Originally published at: https://developer.nvidia.com/blog/introduction-turing-mesh-shaders/

The Turing architecture introduces a new programmable geometric shading pipeline through the use of mesh shaders. The new shaders bring the compute programming model to the graphics pipeline as threads are used cooperatively to generate compact meshes (meshlets) directly on the chip for consumption by the rasterizer. Applications and games dealing with high-geometric complexity benefit…

"Optimizing the vertex locations along is also beneficial,"
I assume the word "along" is meant to be "alone".

"Vertex cache optimizers that help classic rendering also help improving meshlet packing efficiency."
I assume should be either:
"Vertex cache optimizers that help classic rendering also helps, improving meshlet packing efficiency."
or
"Vertex cache optimizers that help classic rendering also help improve meshlet packing efficiency."

Overall an interesting and informative read, thanks.

Good read!
To make sure I understand how work can be done once and re-used, is it just that you'd have a run-once mesh shader that does work and writes the meshlet data to a buffer, then on subsequent frames, you'd get the processed data from that buffer instead of doing the work again?

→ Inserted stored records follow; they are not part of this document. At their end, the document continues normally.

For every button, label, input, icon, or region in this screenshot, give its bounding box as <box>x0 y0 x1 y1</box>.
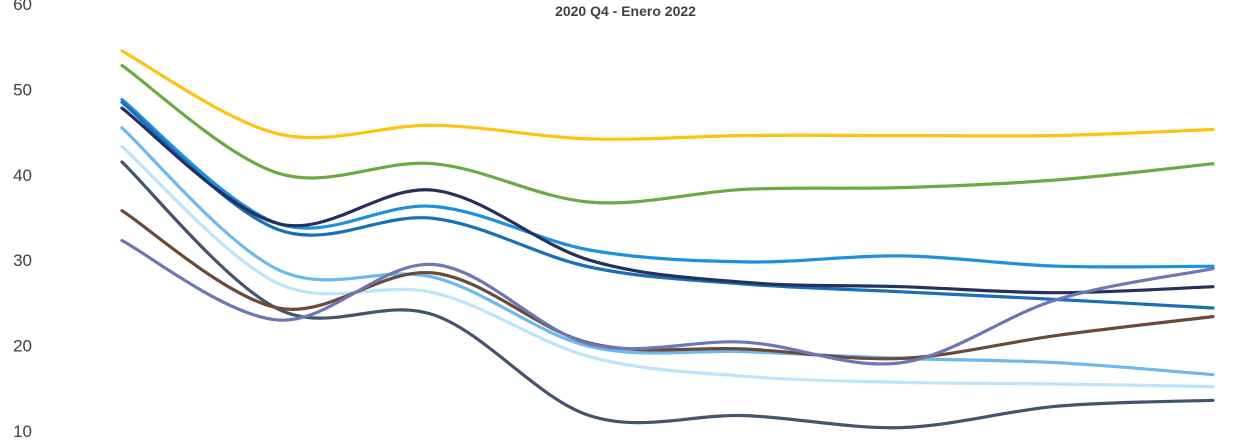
series-line-1 <box>120 49 1215 141</box>
series-line-7 <box>120 145 1215 389</box>
y-tick-label: 50 <box>13 80 32 99</box>
y-axis-tick-labels: 60 50 40 30 20 10 <box>13 0 32 441</box>
series-line-3 <box>120 98 1215 269</box>
y-tick-label: 30 <box>13 251 32 270</box>
series-line-6 <box>120 126 1215 377</box>
y-tick-label: 60 <box>13 0 32 14</box>
series-lines <box>120 49 1215 430</box>
series-line-4 <box>120 100 1215 310</box>
y-tick-label: 10 <box>13 422 32 441</box>
series-line-2 <box>120 63 1215 205</box>
series-line-8 <box>120 160 1215 430</box>
y-tick-label: 20 <box>13 337 32 356</box>
series-line-9 <box>120 209 1215 361</box>
series-line-10 <box>120 239 1215 366</box>
y-tick-label: 40 <box>13 166 32 185</box>
chart-title: 2020 Q4 - Enero 2022 <box>555 3 696 19</box>
series-line-5 <box>120 106 1215 295</box>
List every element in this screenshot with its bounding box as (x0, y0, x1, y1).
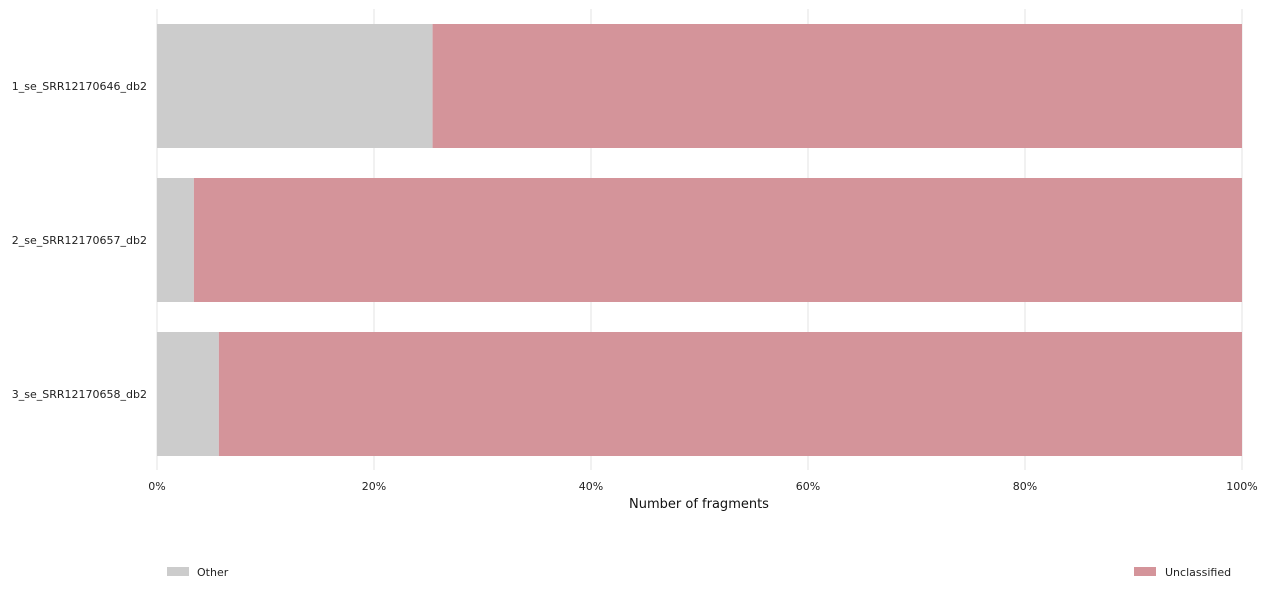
x-tick-label: 100% (1226, 480, 1257, 493)
category-label: 1_se_SRR12170646_db2 (12, 80, 147, 93)
category-labels: 1_se_SRR12170646_db2 2_se_SRR12170657_db2… (12, 80, 147, 401)
bar-segment-unclassified-2 (193, 178, 1242, 302)
x-axis-title: Number of fragments (629, 497, 769, 512)
legend: Other Unclassified (167, 566, 1231, 579)
bar-segment-unclassified-1 (432, 24, 1243, 148)
x-tick-label: 60% (796, 480, 820, 493)
bars (157, 24, 1243, 456)
x-tick-label: 0% (148, 480, 165, 493)
bar-segment-other-1 (157, 24, 433, 148)
legend-label-unclassified: Unclassified (1165, 566, 1231, 579)
legend-swatch-other (167, 567, 189, 576)
legend-swatch-unclassified (1134, 567, 1156, 576)
x-tick-label: 40% (579, 480, 603, 493)
category-label: 3_se_SRR12170658_db2 (12, 388, 147, 401)
bar-segment-unclassified-3 (218, 332, 1243, 456)
bar-segment-other-3 (157, 332, 219, 456)
x-tick-label: 80% (1013, 480, 1037, 493)
x-tick-labels: 0% 20% 40% 60% 80% 100% (148, 480, 1257, 493)
x-tick-label: 20% (362, 480, 386, 493)
legend-label-other: Other (197, 566, 229, 579)
bar-segment-other-2 (157, 178, 194, 302)
category-label: 2_se_SRR12170657_db2 (12, 234, 147, 247)
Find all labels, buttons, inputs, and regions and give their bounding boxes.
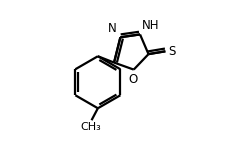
Text: NH: NH [141,19,159,32]
Text: O: O [129,73,138,86]
Text: N: N [108,22,116,35]
Text: CH₃: CH₃ [80,122,101,132]
Text: S: S [169,45,176,58]
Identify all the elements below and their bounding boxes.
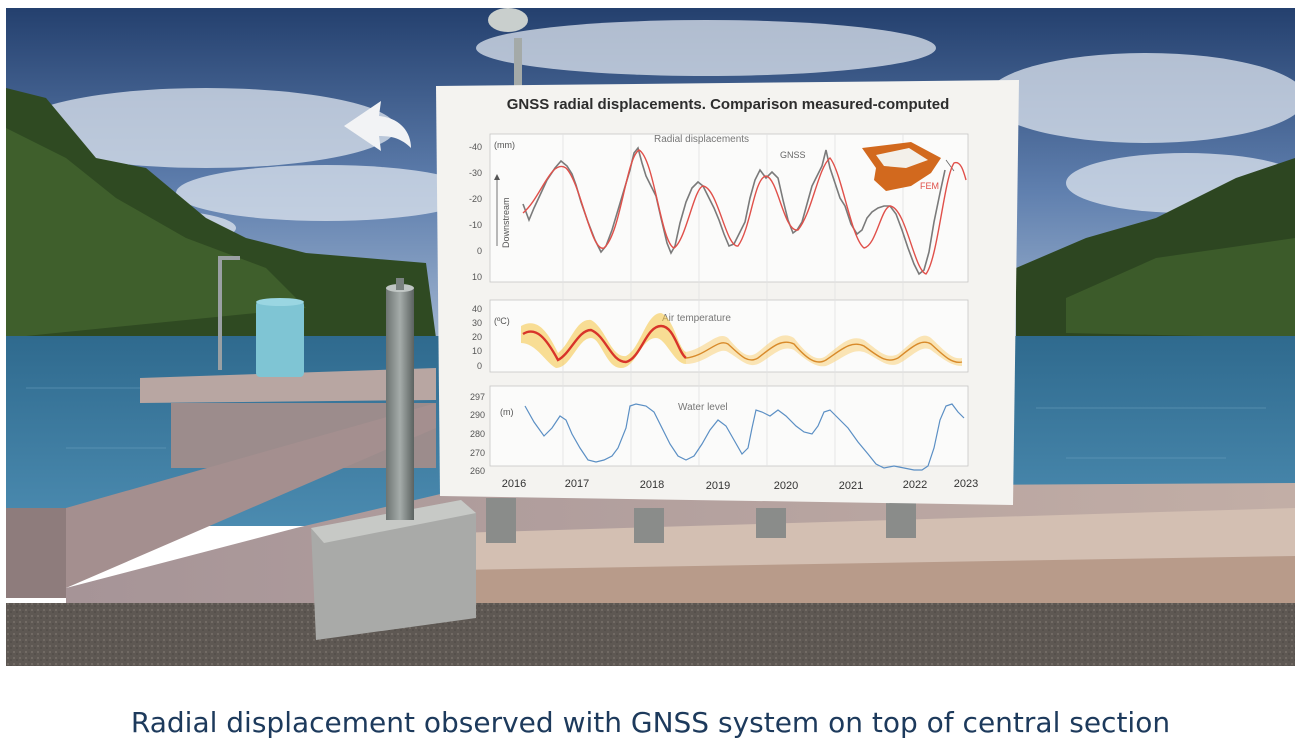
- disp-tick: -30: [469, 168, 482, 178]
- gravel-ground: [6, 603, 1295, 666]
- disp-tick: -20: [469, 194, 482, 204]
- water-unit: (m): [500, 407, 514, 417]
- dam-crest-walkway: [6, 403, 1295, 638]
- display-board: GNSS radial displacements. Comparison me…: [436, 80, 1019, 505]
- dam-model-icon: [862, 142, 955, 191]
- temperature-band-recent: [686, 335, 962, 367]
- x-tick: 2016: [502, 478, 526, 490]
- gnss-antenna-pole: [311, 278, 476, 640]
- water-tick: 260: [470, 466, 485, 476]
- x-tick: 2023: [954, 478, 978, 490]
- fem-series: [522, 149, 967, 275]
- disp-tick: -40: [469, 142, 482, 152]
- water-level-series: [524, 403, 965, 471]
- displacement-unit: (mm): [494, 140, 515, 150]
- disp-tick: 10: [472, 272, 482, 282]
- board-title: GNSS radial displacements. Comparison me…: [507, 96, 950, 113]
- disp-tick: -10: [469, 220, 482, 230]
- water-tick: 290: [470, 410, 485, 420]
- figure-caption: Radial displacement observed with GNSS s…: [130, 706, 1171, 739]
- lamp-post: [218, 260, 222, 370]
- board-supports: [486, 498, 916, 543]
- temp-tick: 40: [472, 304, 482, 314]
- displacement-panel-title: Radial displacements: [654, 134, 749, 145]
- x-axis-ticks: 2016 2017 2018 2019 2020 2021 2022 2023: [502, 478, 978, 492]
- water-tick: 280: [470, 429, 485, 439]
- temperature-series: [522, 324, 687, 364]
- back-arrow-icon[interactable]: [344, 101, 411, 151]
- temperature-unit: (ºC): [494, 316, 510, 326]
- x-tick: 2021: [839, 480, 863, 492]
- x-tick: 2017: [565, 478, 589, 490]
- water-tick: 270: [470, 448, 485, 458]
- water-tick: 297: [470, 392, 485, 402]
- x-tick: 2020: [774, 480, 798, 492]
- temp-tick: 30: [472, 318, 482, 328]
- water-y-ticks: 297 290 280 270 260: [470, 392, 485, 476]
- legend-fem: FEM: [920, 181, 939, 191]
- displacement-y-ticks: -40 -30 -20 -10 0 10: [469, 142, 482, 282]
- x-tick: 2019: [706, 480, 730, 492]
- temperature-panel-title: Air temperature: [662, 313, 731, 324]
- temperature-y-ticks: 40 30 20 10 0: [472, 304, 482, 371]
- water-panel-title: Water level: [678, 402, 728, 413]
- downstream-label: Downstream: [501, 197, 511, 248]
- disp-tick: 0: [477, 246, 482, 256]
- legend-gnss: GNSS: [780, 150, 806, 160]
- x-tick: 2018: [640, 479, 664, 491]
- street-lamp: [488, 8, 528, 98]
- vr-dam-scene: GNSS radial displacements. Comparison me…: [6, 8, 1295, 666]
- temperature-series-recent: [685, 341, 963, 363]
- forest-right: [1016, 158, 1295, 368]
- temp-tick: 0: [477, 361, 482, 371]
- gnss-series: [522, 146, 946, 276]
- temp-tick: 10: [472, 346, 482, 356]
- x-tick: 2022: [903, 479, 927, 491]
- water-panel: [489, 385, 969, 467]
- temp-tick: 20: [472, 332, 482, 342]
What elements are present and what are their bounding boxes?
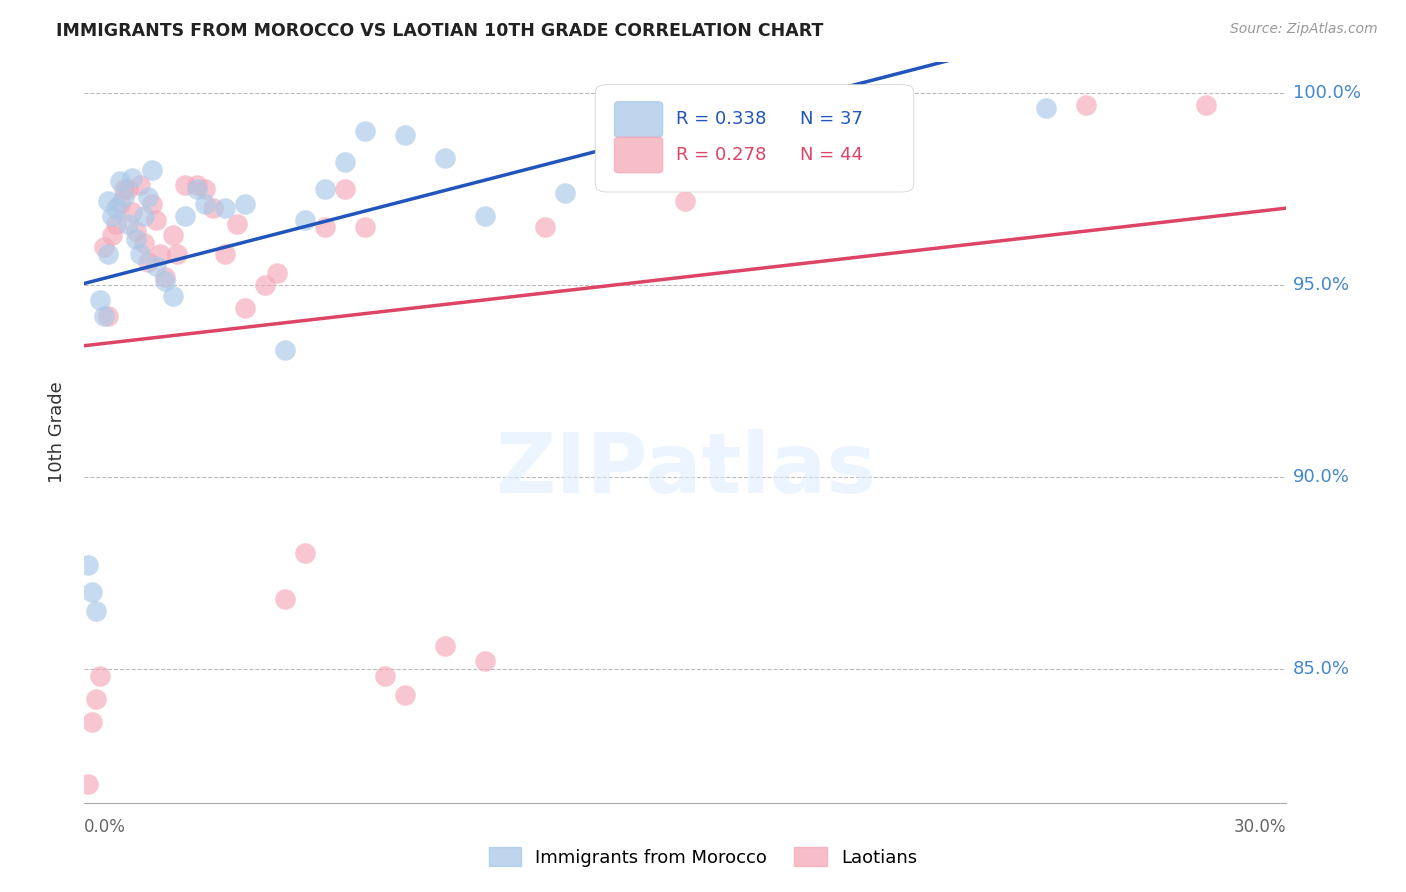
Point bbox=[394, 689, 416, 703]
Text: 85.0%: 85.0% bbox=[1292, 659, 1350, 678]
Point bbox=[121, 170, 143, 185]
Point bbox=[129, 247, 152, 261]
Point bbox=[194, 197, 217, 211]
Text: ZIPatlas: ZIPatlas bbox=[495, 429, 876, 510]
Point bbox=[162, 228, 184, 243]
FancyBboxPatch shape bbox=[614, 137, 662, 173]
Point bbox=[138, 190, 160, 204]
Point bbox=[86, 604, 108, 618]
Point bbox=[186, 178, 208, 193]
Text: 100.0%: 100.0% bbox=[1292, 84, 1361, 102]
Point bbox=[162, 289, 184, 303]
Point bbox=[333, 182, 356, 196]
Text: 95.0%: 95.0% bbox=[1292, 276, 1350, 294]
Point bbox=[114, 190, 135, 204]
FancyBboxPatch shape bbox=[595, 85, 914, 192]
Text: 90.0%: 90.0% bbox=[1292, 467, 1350, 486]
Text: N = 44: N = 44 bbox=[800, 146, 863, 164]
FancyBboxPatch shape bbox=[614, 102, 662, 137]
Point bbox=[253, 277, 276, 292]
Point bbox=[434, 639, 457, 653]
Point bbox=[121, 205, 143, 219]
Point bbox=[89, 669, 111, 683]
Point bbox=[141, 197, 163, 211]
Point bbox=[166, 247, 188, 261]
Point bbox=[294, 546, 316, 560]
Point bbox=[794, 97, 817, 112]
Text: R = 0.338: R = 0.338 bbox=[676, 111, 766, 128]
Point bbox=[117, 182, 139, 196]
Point bbox=[434, 152, 457, 166]
Point bbox=[1076, 97, 1098, 112]
Text: N = 37: N = 37 bbox=[800, 111, 863, 128]
Point bbox=[233, 301, 256, 315]
Point bbox=[110, 174, 132, 188]
Point bbox=[225, 217, 247, 231]
Point bbox=[77, 558, 100, 572]
Point bbox=[77, 776, 100, 790]
Point bbox=[97, 247, 120, 261]
Point bbox=[314, 182, 336, 196]
Point bbox=[114, 182, 135, 196]
Point bbox=[141, 162, 163, 177]
Point bbox=[105, 201, 128, 215]
Text: 30.0%: 30.0% bbox=[1234, 818, 1286, 836]
Point bbox=[89, 293, 111, 308]
Point bbox=[333, 155, 356, 169]
Point bbox=[474, 654, 496, 668]
Point bbox=[534, 220, 557, 235]
Point bbox=[314, 220, 336, 235]
Point bbox=[186, 182, 208, 196]
Point bbox=[173, 209, 195, 223]
Point bbox=[134, 235, 156, 250]
Point bbox=[105, 217, 128, 231]
Point bbox=[173, 178, 195, 193]
Point bbox=[675, 194, 697, 208]
Text: 0.0%: 0.0% bbox=[84, 818, 127, 836]
Point bbox=[82, 584, 104, 599]
Point bbox=[125, 224, 148, 238]
Point bbox=[354, 220, 377, 235]
Point bbox=[194, 182, 217, 196]
Point bbox=[1195, 97, 1218, 112]
Point bbox=[214, 201, 236, 215]
Point bbox=[274, 343, 297, 358]
Point bbox=[97, 194, 120, 208]
Point bbox=[93, 309, 115, 323]
Point bbox=[294, 212, 316, 227]
Point bbox=[554, 186, 576, 200]
Text: Source: ZipAtlas.com: Source: ZipAtlas.com bbox=[1230, 22, 1378, 37]
Point bbox=[201, 201, 224, 215]
Point bbox=[101, 228, 124, 243]
Point bbox=[474, 209, 496, 223]
Point bbox=[145, 259, 167, 273]
Point bbox=[138, 255, 160, 269]
Point bbox=[125, 232, 148, 246]
Legend: Immigrants from Morocco, Laotians: Immigrants from Morocco, Laotians bbox=[481, 840, 925, 874]
Point bbox=[394, 128, 416, 143]
Text: IMMIGRANTS FROM MOROCCO VS LAOTIAN 10TH GRADE CORRELATION CHART: IMMIGRANTS FROM MOROCCO VS LAOTIAN 10TH … bbox=[56, 22, 824, 40]
Point bbox=[97, 309, 120, 323]
Point bbox=[145, 212, 167, 227]
Point bbox=[214, 247, 236, 261]
Point bbox=[117, 217, 139, 231]
Point bbox=[153, 270, 176, 285]
Point bbox=[134, 209, 156, 223]
Point bbox=[1035, 102, 1057, 116]
Point bbox=[129, 178, 152, 193]
Point bbox=[266, 267, 288, 281]
Point bbox=[233, 197, 256, 211]
Point bbox=[82, 715, 104, 730]
Point bbox=[93, 239, 115, 253]
Point bbox=[274, 592, 297, 607]
Point bbox=[374, 669, 396, 683]
Text: R = 0.278: R = 0.278 bbox=[676, 146, 766, 164]
Point bbox=[153, 274, 176, 288]
Point bbox=[110, 197, 132, 211]
Point bbox=[101, 209, 124, 223]
Point bbox=[354, 124, 377, 138]
Y-axis label: 10th Grade: 10th Grade bbox=[48, 382, 66, 483]
Point bbox=[86, 692, 108, 706]
Point bbox=[149, 247, 172, 261]
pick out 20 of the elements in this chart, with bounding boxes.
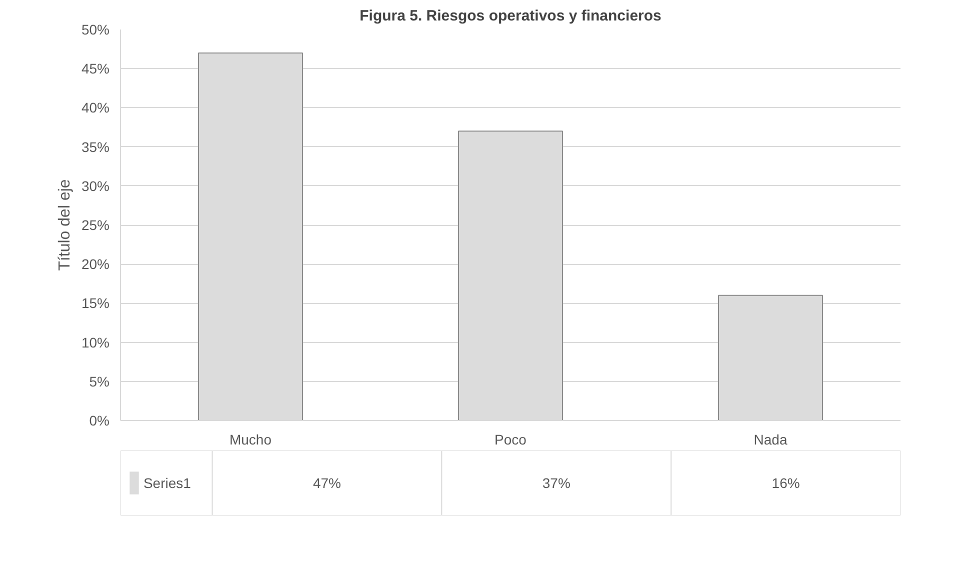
- y-tick-label: 15%: [81, 295, 110, 312]
- data-label: 47%: [312, 475, 341, 491]
- x-tick-label: Nada: [754, 432, 788, 448]
- y-tick-label: 40%: [81, 100, 110, 116]
- y-tick-label: 45%: [81, 60, 110, 77]
- y-tick-label: 30%: [81, 178, 110, 194]
- chart-title: Figura 5. Riesgos operativos y financieros: [360, 8, 662, 24]
- x-tick-label: Mucho: [229, 432, 272, 448]
- y-axis-title: Título del eje: [56, 179, 74, 271]
- y-tick-label: 25%: [81, 217, 110, 233]
- y-tick-label: 0%: [89, 412, 110, 428]
- x-tick-label: Poco: [494, 432, 527, 448]
- data-label: 37%: [542, 475, 570, 491]
- y-tick-label: 20%: [81, 256, 110, 272]
- data-label: 16%: [772, 475, 800, 491]
- y-tick-label: 35%: [81, 138, 110, 155]
- legend-label: Series1: [143, 475, 192, 491]
- y-tick-label: 5%: [89, 373, 110, 390]
- y-tick-label: 10%: [81, 334, 110, 350]
- y-tick-label: 50%: [81, 22, 110, 38]
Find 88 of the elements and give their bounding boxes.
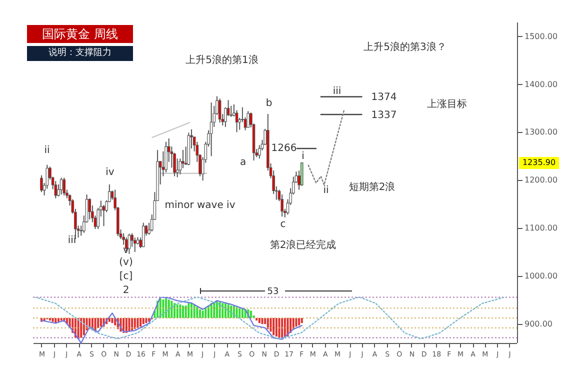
annotation: 第2浪已经完成 — [270, 239, 336, 251]
annotation: minor wave iv — [164, 200, 236, 211]
bar — [261, 318, 264, 324]
candlestick — [142, 222, 145, 248]
annotation: 上涨目标 — [427, 98, 467, 110]
annotation: v — [123, 245, 130, 256]
candlestick — [300, 162, 304, 186]
bar — [165, 298, 168, 318]
bar — [145, 318, 148, 324]
y-tick-label: 1400.00 — [524, 80, 558, 89]
annotation: 1266 — [271, 143, 297, 154]
bar — [272, 318, 275, 336]
annotation: (v) — [119, 257, 133, 268]
bar — [80, 318, 82, 338]
annotation: 1337 — [371, 110, 397, 121]
candlestick — [210, 102, 213, 157]
annotation: 上升5浪的第3浪？ — [364, 41, 446, 53]
bar — [238, 308, 241, 318]
candlestick — [164, 141, 168, 173]
title-banner: 国际黄金 周线 — [27, 25, 133, 43]
annotation: iii — [68, 235, 76, 246]
candlestick — [182, 149, 184, 169]
y-tick-label: 1500.00 — [524, 32, 558, 41]
candlestick — [133, 237, 136, 252]
bar — [270, 318, 272, 332]
bar — [256, 318, 258, 321]
annotation: b — [266, 98, 272, 109]
bar — [184, 306, 187, 318]
candlestick — [40, 174, 43, 193]
bar — [48, 318, 51, 321]
annotation: iv — [106, 167, 114, 178]
bar — [298, 318, 300, 326]
bar — [227, 304, 230, 318]
annotation: ii — [44, 145, 50, 156]
bar — [170, 300, 173, 318]
candlestick — [246, 110, 250, 128]
annotation: 短期第2浪 — [348, 181, 396, 193]
bar — [97, 318, 100, 328]
bar — [250, 310, 252, 318]
bar — [125, 318, 128, 333]
annotation: 上升5浪的第1浪 — [186, 54, 258, 66]
candlestick — [280, 194, 284, 218]
bar — [196, 306, 198, 318]
text: 1235.90 — [522, 158, 556, 167]
candlestick — [88, 198, 92, 220]
bar — [108, 318, 110, 322]
bar — [202, 310, 204, 318]
bar — [188, 303, 190, 318]
bar — [182, 306, 184, 318]
bar — [295, 318, 298, 327]
bar — [230, 306, 232, 318]
y-tick-label: 1000.00 — [524, 271, 558, 280]
bar — [136, 318, 139, 328]
candlestick — [80, 225, 83, 236]
bar — [140, 318, 142, 327]
bar — [258, 318, 260, 324]
annotation: 1374 — [371, 92, 397, 103]
y-tick-label: 1100.00 — [524, 224, 558, 233]
candlestick — [218, 98, 222, 124]
bar — [278, 318, 280, 338]
annotation: [c] — [119, 271, 133, 282]
annotation: ii — [323, 185, 329, 196]
bar — [100, 318, 102, 327]
bar — [131, 318, 134, 330]
bar — [198, 309, 201, 318]
line-series — [308, 110, 345, 186]
annotation: i — [302, 151, 304, 162]
bar — [275, 318, 278, 336]
y-tick-label: 1200.00 — [524, 176, 558, 185]
bar — [179, 304, 182, 318]
bar — [142, 318, 144, 324]
annotation: 2 — [122, 285, 130, 296]
annotation: iii — [332, 86, 342, 97]
bar — [204, 308, 207, 318]
bar — [111, 318, 114, 324]
annotation: 53 — [267, 287, 279, 297]
annotation: c — [280, 219, 286, 230]
candlestick — [54, 180, 58, 199]
bar — [213, 302, 216, 318]
candlestick — [125, 237, 128, 252]
bar — [168, 300, 170, 318]
annotation: a — [240, 157, 246, 168]
bar — [300, 318, 303, 324]
y-tick-label: 900.00 — [524, 319, 552, 328]
candlestick — [62, 177, 66, 196]
caption-banner: 说明：支撑阻力 — [27, 46, 133, 61]
bar — [52, 318, 54, 322]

I don't think it maintains the memory from frame to frame. It sounds like the memory is maintained for each of the task and mesh threads per dispatch. What this means is that when you dispatch it a bunch of task shader instances are spawned and the only input is the id for each instance. The task shader then outputs how many mesh shader instances to spawn. Each of these mesh shader instances have a single input of an id. My guess is that these ids are used to figure out what "piece" or "meshlet" or "submesh" of the larger mesh needs to be processed. Once a mesh shader instance is done it writes out the indices and vertices that then passed to the rasterizer which then launches the pixel shader. After this I believe the memory is reused by the next dispatch call. I'm looking forward to a sample application that will hopefully explain this better.

Hi, thanks for this! Any chance to get our hands on some code? Maybe you could put the code for this asteroids sample on github? Many thanks!